Follow up by asking whether there were any surprises about the powers that made the list? Are all of these really powers? Why or why not?
Next, do a continuum exercise to challenge the youth to consider whether or not they think certain powers in our world are positive or negative. Designate an imaginary line on the floor, name each entity below, and invite youth to stand somewhere on that continuum to express how they rate the positive or negative effect of each entity's power. For each round, invite several youth to explain their decision:
Digging In: Focusing on the nativity texts of Matthew, divide into small groups to read the text and list the various types of power and relationships in the characters and plot of the story. Use a handout, which you may download here as a pdf, to rate which powers in the story are negative and positive. In the small groups, consider whether or how God is present in any of these examples. Ask: What might this story tell us about how first century followers of Jesus understood God/God’s power/God’s participation in human activity? What does it say about how God may be active in the world/our lives today?

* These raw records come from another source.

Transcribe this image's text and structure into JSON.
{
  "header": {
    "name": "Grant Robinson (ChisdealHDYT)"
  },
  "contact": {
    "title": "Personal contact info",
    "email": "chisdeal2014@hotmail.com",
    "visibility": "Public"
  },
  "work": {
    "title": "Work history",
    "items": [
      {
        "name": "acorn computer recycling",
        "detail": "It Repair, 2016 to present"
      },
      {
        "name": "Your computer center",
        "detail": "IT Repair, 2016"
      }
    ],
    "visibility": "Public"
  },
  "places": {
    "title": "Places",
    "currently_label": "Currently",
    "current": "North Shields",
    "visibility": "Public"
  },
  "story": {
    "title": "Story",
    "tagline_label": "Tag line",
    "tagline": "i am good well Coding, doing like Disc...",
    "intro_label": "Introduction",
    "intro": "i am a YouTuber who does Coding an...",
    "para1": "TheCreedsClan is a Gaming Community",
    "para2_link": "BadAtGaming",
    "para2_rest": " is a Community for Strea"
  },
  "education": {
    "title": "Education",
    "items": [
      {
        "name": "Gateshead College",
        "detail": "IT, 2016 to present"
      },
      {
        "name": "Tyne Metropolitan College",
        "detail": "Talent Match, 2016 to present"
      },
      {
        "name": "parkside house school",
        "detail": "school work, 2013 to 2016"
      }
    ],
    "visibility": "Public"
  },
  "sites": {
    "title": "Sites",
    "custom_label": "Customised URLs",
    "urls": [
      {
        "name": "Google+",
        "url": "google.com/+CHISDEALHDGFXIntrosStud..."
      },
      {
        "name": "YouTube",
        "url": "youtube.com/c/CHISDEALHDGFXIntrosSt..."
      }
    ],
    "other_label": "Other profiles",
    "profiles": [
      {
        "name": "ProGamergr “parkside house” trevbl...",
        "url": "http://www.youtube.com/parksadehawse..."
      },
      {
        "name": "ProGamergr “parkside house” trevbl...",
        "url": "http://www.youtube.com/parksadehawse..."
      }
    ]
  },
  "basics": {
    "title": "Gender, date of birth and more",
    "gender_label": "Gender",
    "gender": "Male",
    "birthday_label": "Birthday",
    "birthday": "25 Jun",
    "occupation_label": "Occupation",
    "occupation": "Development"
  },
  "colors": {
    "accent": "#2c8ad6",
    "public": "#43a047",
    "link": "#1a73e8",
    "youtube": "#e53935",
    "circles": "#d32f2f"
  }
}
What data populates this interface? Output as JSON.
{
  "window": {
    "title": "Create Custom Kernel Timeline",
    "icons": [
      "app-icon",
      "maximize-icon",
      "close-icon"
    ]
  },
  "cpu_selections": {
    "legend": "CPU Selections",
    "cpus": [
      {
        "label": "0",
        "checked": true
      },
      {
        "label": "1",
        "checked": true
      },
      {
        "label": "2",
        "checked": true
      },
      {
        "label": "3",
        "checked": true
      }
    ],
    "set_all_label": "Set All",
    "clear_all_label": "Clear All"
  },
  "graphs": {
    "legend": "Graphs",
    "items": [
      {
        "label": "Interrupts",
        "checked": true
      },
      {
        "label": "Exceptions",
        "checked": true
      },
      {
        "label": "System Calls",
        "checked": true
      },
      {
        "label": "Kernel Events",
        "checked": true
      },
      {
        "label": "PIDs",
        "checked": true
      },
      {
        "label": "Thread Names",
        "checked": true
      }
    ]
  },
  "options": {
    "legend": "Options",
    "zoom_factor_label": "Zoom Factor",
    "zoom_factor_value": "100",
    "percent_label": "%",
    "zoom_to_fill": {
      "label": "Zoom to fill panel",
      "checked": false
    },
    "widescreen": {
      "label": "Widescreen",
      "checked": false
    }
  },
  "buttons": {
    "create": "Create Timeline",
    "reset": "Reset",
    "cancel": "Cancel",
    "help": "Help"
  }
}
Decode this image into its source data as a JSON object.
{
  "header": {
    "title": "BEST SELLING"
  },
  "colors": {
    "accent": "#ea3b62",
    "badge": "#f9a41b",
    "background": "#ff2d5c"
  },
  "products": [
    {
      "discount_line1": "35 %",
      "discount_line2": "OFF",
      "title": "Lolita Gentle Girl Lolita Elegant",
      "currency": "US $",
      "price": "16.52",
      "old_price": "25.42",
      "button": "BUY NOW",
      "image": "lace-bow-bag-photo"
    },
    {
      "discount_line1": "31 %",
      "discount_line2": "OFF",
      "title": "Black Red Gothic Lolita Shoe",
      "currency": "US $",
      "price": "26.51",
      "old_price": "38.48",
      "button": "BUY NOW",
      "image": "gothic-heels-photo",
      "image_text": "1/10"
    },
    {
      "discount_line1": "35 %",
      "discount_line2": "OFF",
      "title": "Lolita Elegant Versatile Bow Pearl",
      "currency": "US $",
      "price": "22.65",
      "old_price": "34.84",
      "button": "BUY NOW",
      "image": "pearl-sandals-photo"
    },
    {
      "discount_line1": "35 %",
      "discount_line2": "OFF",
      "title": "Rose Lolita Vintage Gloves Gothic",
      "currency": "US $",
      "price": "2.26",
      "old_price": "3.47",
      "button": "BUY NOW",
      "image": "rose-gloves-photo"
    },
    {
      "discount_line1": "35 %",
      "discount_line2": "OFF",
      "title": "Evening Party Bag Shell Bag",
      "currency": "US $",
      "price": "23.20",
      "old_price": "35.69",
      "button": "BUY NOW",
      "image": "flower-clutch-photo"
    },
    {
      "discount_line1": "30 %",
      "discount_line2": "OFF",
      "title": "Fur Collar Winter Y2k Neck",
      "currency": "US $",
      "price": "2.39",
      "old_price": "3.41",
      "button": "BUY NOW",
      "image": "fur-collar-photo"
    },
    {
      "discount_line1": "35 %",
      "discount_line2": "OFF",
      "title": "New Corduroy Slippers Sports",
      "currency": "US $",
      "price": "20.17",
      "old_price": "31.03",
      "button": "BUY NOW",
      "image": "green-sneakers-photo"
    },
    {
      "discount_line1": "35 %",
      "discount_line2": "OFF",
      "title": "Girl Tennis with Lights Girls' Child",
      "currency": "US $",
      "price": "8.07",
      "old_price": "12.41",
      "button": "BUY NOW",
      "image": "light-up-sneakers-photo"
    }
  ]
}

Reflecting: Come back together to share what each small group discussed. Ask: Why do you think Matthew chose to start his story with Jesus as a little baby? What might this say about how God's power works in the world? Where do you see parallels between this story and the Exodus story about God's solidarity with those at the bottom of society? Why do you think Matthew includes the Herod story? What does this say about worldly power? Of the “powers” represented in the story, which are most valued by culture? Which are most valued by God?
Wrapping It Up: Set out various magazines and invite youth to find images that may represent where they see the possibility of God’s power working through the meek, the disenfranchised, the lowly, the humble in today's world. Share the images and offer prayers for all those who need to experience this sort of power.